CUDA kernels of Pytorch model on AGX orin has huge time gaps

Hello! I have been profiling a deep learning model using nsight systems on the AGX Orin (the latest jetpack installed). A snapshot of the results if below. The convolutions prior to the Forward_rest_sliced nvtx region look good and utilize the GPU seamlessly. However, in the second half of the Forward_rest_sliced region, where I run multiple convolutions one after another without blocking, the timing between them is so huge. I did the profiling without setting CUDA_LAUNCH_BLOCKING flag but manually synchronized the CUDA calls in the code before and after the mentioned nvtx region. What could be the cause of this, and how can I solve it?

Would it be possible for you to give us the .nsys-rep file associated with the screen shot? It is a little hard to tell much from a screen shot. If not, we can see what we can see.

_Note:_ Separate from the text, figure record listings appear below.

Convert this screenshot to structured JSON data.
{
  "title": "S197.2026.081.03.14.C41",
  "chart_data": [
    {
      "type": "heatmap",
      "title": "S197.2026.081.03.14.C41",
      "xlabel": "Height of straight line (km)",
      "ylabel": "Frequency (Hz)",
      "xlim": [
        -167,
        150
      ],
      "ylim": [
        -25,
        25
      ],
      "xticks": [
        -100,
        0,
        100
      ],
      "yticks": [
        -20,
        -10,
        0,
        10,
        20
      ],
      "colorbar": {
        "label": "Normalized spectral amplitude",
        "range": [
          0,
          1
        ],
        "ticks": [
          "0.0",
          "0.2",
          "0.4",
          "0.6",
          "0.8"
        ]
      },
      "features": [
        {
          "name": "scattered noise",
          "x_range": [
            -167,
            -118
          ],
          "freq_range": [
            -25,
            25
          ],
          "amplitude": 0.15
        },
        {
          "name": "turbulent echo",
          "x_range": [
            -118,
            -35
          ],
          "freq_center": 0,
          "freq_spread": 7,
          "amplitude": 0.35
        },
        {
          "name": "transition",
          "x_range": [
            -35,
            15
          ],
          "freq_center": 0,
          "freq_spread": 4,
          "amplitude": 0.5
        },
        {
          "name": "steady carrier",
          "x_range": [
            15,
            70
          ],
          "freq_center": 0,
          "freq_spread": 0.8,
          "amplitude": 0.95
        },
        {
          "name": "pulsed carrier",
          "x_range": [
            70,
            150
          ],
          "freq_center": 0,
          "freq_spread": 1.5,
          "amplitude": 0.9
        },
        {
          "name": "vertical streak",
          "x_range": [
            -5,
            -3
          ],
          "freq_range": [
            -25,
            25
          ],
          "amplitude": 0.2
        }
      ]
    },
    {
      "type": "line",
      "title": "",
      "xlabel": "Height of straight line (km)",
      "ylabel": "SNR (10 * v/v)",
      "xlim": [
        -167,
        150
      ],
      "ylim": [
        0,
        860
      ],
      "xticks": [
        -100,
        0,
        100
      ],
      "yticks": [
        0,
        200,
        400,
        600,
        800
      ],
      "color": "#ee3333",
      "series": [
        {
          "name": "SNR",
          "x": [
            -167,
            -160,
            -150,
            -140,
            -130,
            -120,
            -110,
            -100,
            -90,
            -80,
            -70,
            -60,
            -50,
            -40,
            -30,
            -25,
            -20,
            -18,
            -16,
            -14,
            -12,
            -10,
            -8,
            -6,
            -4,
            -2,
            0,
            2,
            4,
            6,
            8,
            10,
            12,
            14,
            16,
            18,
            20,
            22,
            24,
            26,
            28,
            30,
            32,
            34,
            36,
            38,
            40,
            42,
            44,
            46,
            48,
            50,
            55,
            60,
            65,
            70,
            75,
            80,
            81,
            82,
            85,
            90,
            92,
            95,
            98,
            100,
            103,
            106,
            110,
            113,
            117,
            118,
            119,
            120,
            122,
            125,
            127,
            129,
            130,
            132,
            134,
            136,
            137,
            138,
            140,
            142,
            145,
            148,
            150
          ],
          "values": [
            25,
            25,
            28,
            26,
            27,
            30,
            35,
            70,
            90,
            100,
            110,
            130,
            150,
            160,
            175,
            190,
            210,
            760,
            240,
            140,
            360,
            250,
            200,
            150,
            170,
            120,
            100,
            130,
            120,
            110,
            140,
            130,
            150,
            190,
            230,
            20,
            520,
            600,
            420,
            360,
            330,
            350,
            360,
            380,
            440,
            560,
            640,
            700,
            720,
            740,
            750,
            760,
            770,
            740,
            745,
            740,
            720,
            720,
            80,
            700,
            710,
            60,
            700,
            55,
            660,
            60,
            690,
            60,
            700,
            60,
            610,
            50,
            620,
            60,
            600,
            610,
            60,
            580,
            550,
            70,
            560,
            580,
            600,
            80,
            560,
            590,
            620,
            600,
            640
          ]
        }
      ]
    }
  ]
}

Sure, here it is. BTW, there is an update. I realized that there are cudaStreamSynchronize calls happening in that region. I am not sure why it is happening, PyTorch shouldn’t do that as far as I know.
report1.nsys-rep (45.0 MB)

@skottapalli could you look into this?

Thanks for sharing the report, Ahmet. From what I can see in the report file, there is a CudaMemcpyAsync call on the CPU just before the 2nd half of the Forward_rest_sliced region. The call is supposed to be async and return within a few microseconds, but it is taking 4.3ms in your report as it is waiting for the memcpy operation to complete on the GPU (see screenshot 1). It happens because the device to host memcpy is being done on pageable memory (see screenshot 2). This is slowing the CPU thread down in feeding work to the GPU i.e. it is causing GPU starvation. See the “Pinned host memory” section under How to Optimize Data Transfers in CUDA C/C++ | NVIDIA Technical Blog for more explanation on why using pageable memory causes this.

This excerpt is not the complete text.